Myth #10: Autism is rare.

Most current estimates say that about one in a 54 children are diagnosed with autism. Autism is growing at alarming rates. Nearly everyone knows, or knows of a person with autism!

Myth #11: Nutrition, by itself, can cure autism.

Families have made tremendous strides utilizing the casein-free, gluten-free diet and other nutritional programs. Kids with autism tend to have digestive problems too, but nutrition is only one part of the puzzle.
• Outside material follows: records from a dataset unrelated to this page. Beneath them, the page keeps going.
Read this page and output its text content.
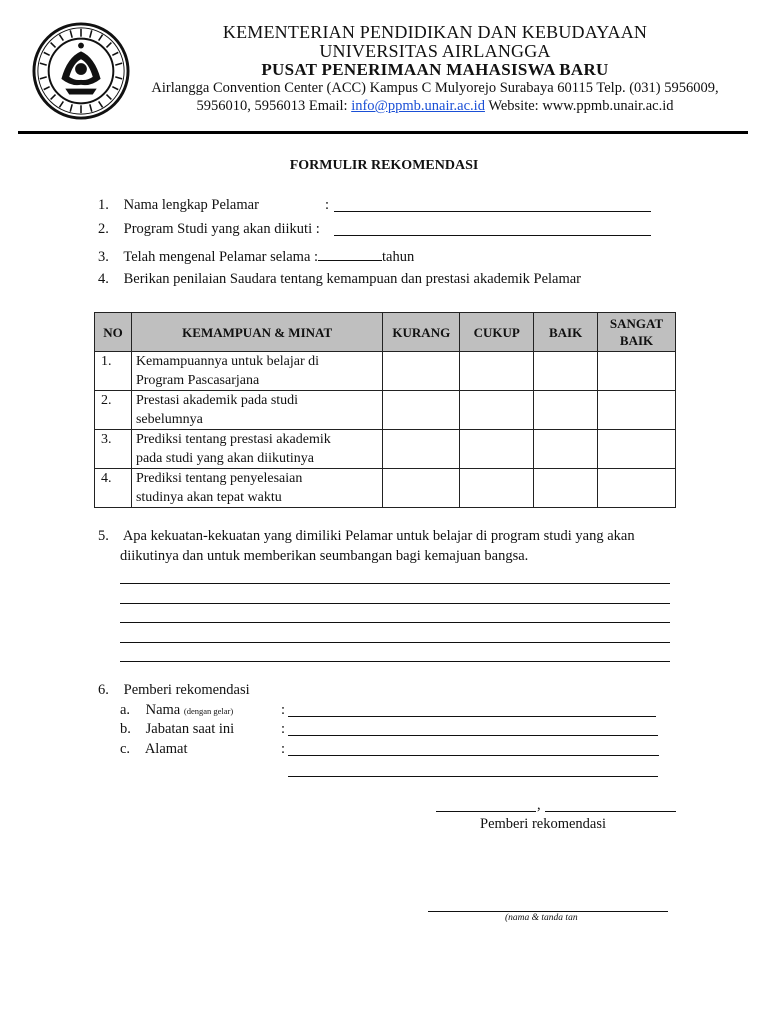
KEMENTERIAN PENDIDIKAN DAN KEBUDAYAAN
UNIVERSITAS AIRLANGGA
PUSAT PENERIMAAN MAHASISWA BARU
Airlangga Convention Center (ACC) Kampus C Mulyorejo Surabaya 60115 Telp. (031) 5956009,
5956010, 5956013 Email: info@ppmb.unair.ac.id Website: www.ppmb.unair.ac.id
FORMULIR REKOMENDASI
1. Nama lengkap Pelamar	:
2. Program Studi yang akan diikuti :
3. Telah mengenal Pelamar selama :	tahun
4. Berikan penilaian Saudara tentang kemampuan dan prestasi akademik Pelamar
NO	KEMAMPUAN & MINAT	KURANG	CUKUP	BAIK	SANGAT BAIK
1.	Kemampuannya untuk belajar di
Program Pascasarjana				
2.	Prestasi akademik pada studi
sebelumnya				
3.	Prediksi tentang prestasi akademik
pada studi yang akan diikutinya				
4.	Prediksi tentang penyelesaian
studinya akan tepat waktu				
5. Apa kekuatan-kekuatan yang dimiliki Pelamar untuk belajar di program studi yang akan
diikutinya dan untuk memberikan seumbangan bagi kemajuan bangsa.
6. Pemberi rekomendasi
a. Nama (dengan gelar)	:
b. Jabatan saat ini	:
c. Alamat	:
,
Pemberi rekomendasi
(nama & tanda tan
Myth #12: Teaching social skills will develop social relationships.

Making friends can be tough for anyone, yet more difficult for people with developmental disorders. Kids and adults with autism do make friends, and we will discuss friendships for your child later in the book.

Myth #13: People with autism are dangerous.

Most outbursts are due to pain, lack of communication, frustration or sensory overload. This is not a dangerous population.

Myth #14: People with autism do not smile.

The look on many children's face when we take them to buy videos is one big smile!

Myth #15: People with autism will outgrow it.

Not true! Your child may appear to "normalize," but will always have autism.

Myth #16: People with autism don't want friends.

Not true! Ask your child.

Myth #17: People with autism cannot conceptualize.

Not true! Again, watch and ask your child.

Myth #18: People with autism do not have passion, energy, or emotion.

Not true! Kids with autism can be emotional, passionate and energetic!